Here are a few local options for charitable giving for the Christmas season:
- Toys for Tots: This would be a great option for younger children because it involves buying a new toy and dropping it off at a collection site. The child could help pick out the toy. Drop-off sites will be available throughout the area. For information, call 736-2037.
- The Augusta Chronicle Empty Stocking Fund: P.O. Box 1928, Augusta, GA 30903-1928
- CSRA Humane Society: 425 Wood St., Augusta, GA 30904; phone 261-7387
- The Salvation Army: 2020 Gardner St., Augusta, GA 30904; phone 737-9424
- The American Red Cross, Augusta Chapter: 1322 Ellis St., Augusta, GA 30901; phone 724-8481
- Golden Harvest Food Bank: 3310 Commerce Drive, Augusta, GA 30909; phone 736-1199
Sources: The Philanthropic Initiative Inc., www.givingnh.org
Is your organization raising money for a charity this Christmas? E-mail your information to amy. firstname.lastname@example.org or fax it to (706) 722-7403, and we will include it in an upcoming News You Can Use.

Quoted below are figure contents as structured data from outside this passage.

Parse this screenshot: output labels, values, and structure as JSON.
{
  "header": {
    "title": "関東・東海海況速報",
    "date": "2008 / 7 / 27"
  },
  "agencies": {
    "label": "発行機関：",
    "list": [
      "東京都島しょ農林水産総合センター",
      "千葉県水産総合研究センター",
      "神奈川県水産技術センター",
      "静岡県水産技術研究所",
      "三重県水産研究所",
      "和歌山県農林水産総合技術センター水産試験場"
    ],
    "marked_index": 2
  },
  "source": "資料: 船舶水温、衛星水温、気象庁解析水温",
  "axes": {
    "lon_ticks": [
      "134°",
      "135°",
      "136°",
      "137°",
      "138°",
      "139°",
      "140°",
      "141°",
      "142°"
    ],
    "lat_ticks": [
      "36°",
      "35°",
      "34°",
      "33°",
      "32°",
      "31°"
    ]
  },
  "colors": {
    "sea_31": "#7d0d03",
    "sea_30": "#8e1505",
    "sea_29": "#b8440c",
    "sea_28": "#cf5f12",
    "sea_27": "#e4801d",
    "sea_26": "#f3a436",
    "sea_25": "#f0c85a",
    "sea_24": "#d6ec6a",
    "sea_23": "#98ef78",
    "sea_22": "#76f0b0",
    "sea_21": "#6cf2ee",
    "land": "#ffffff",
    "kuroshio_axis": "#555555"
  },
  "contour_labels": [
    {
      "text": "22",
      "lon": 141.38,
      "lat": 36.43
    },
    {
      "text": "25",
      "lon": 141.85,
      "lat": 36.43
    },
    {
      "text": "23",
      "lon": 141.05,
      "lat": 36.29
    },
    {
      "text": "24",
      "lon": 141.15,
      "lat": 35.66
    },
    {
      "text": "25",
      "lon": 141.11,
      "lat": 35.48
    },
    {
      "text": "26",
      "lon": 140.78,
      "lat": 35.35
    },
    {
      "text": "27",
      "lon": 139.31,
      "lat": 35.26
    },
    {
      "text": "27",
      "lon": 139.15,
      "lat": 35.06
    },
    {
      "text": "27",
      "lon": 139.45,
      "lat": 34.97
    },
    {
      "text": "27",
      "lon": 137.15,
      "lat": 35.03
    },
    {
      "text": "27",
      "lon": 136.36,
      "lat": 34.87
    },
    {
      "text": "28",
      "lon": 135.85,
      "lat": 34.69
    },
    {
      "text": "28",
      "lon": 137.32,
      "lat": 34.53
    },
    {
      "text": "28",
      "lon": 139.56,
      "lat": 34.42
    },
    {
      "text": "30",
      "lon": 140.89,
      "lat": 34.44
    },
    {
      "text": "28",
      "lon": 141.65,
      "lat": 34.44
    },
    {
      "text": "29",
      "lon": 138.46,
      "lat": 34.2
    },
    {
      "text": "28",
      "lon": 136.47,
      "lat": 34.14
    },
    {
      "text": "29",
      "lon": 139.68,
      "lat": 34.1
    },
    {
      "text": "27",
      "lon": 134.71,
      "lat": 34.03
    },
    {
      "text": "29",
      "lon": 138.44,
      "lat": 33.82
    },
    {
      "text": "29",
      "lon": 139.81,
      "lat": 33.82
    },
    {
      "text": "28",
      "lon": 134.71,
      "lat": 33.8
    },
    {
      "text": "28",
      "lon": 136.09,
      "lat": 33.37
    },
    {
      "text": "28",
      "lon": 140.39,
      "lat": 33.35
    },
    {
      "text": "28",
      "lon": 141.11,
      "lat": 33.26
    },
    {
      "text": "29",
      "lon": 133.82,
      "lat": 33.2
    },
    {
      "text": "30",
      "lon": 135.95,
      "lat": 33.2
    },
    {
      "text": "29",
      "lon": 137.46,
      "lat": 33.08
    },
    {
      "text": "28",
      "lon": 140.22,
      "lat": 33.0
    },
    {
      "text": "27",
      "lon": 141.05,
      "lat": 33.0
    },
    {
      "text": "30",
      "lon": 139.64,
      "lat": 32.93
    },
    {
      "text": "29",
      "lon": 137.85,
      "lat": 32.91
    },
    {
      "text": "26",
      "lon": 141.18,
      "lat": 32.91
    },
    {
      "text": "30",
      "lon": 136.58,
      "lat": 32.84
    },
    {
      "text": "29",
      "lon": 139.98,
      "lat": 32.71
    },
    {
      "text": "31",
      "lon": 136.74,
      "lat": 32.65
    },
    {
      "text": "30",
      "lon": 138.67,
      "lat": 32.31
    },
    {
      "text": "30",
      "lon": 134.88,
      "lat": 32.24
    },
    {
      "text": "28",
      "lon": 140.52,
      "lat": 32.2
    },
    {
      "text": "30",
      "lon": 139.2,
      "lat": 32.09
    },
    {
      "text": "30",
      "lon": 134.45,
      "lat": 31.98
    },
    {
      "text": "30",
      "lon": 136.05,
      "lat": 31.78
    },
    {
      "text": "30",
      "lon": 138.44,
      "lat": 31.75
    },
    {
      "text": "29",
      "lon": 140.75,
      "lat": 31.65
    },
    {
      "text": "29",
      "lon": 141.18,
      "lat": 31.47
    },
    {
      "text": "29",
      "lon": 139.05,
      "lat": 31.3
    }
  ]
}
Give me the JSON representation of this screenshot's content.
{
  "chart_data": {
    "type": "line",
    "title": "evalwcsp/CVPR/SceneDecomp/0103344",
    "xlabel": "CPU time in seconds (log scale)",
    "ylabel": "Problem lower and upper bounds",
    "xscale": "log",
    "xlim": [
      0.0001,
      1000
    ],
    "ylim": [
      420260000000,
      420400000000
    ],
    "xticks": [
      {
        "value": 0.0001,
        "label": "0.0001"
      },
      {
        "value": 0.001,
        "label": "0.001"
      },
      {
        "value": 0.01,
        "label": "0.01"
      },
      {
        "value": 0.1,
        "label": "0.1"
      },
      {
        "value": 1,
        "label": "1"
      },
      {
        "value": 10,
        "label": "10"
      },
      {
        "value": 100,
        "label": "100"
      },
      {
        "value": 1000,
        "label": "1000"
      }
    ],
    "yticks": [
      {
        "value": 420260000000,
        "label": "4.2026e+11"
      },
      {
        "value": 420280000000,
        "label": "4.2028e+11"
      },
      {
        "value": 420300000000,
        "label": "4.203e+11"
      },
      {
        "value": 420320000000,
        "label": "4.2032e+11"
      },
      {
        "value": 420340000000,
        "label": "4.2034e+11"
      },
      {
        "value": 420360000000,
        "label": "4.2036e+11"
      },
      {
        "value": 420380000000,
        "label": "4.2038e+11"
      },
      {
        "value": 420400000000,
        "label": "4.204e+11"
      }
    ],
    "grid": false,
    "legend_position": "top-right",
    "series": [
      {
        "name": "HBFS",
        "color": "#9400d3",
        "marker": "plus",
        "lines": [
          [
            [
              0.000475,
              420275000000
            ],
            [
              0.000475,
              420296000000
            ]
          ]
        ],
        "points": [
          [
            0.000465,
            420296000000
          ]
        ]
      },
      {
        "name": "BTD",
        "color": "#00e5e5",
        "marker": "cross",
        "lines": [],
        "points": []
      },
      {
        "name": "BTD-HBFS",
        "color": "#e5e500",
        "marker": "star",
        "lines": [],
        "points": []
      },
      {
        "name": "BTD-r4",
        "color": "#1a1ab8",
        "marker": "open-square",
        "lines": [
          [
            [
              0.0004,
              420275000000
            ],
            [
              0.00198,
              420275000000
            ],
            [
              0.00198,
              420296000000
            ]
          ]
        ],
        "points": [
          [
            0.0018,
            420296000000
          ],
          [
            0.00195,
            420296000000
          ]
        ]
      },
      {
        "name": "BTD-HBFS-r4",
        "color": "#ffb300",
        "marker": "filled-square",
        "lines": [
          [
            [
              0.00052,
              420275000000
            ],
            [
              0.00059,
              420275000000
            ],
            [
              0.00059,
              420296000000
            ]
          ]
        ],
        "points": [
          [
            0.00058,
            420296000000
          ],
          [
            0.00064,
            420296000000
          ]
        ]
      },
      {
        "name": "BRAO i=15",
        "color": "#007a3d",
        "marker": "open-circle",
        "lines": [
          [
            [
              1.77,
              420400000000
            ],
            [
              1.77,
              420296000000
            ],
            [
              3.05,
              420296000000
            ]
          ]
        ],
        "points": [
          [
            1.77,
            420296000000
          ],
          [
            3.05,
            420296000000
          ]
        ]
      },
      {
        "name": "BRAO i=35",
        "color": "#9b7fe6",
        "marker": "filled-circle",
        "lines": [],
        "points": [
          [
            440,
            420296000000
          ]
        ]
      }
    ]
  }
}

Please include a telephone number and name so that we can verify the information.
Today in regional history:
NOV. 27, 1948
Augustans little realize, when they relax in warm homes or sit down to loaded dinner tables, that neighbors crowded in small, dark, dilapidated homes are in actual want.
Bringing those needs to public attention in the Christmas season is the motive behind the annual appeal for funds and aid through the Cheerful Givers-Empty Stocking fund, co-sponsored by The Chronicle and radio station WRDW.
We wonder how many people know of this case. On one of the city's main thoroughfares, there is a row of crumbling houses backed up to the canal.
In one of these houses a young mother lives, who has a new baby, a son aged 3, and has just lost a little deformed girl.
She has no clothes or shoes. The infant is wrapped in spotlessly clean clothes that have long outlived their usefulness, and her little boy has only rags to wear. The husband does odd jobs, but contributes little to the family support.
As the children are small, the mother is unable to seek outside employment.
Her home, although showing signs of poverty, is as clean as soap and water will make it.
Christmas trappings will be absent in this home unless kind-hearted Augustans come forward to contribute either cash or the tangible evidence of aid.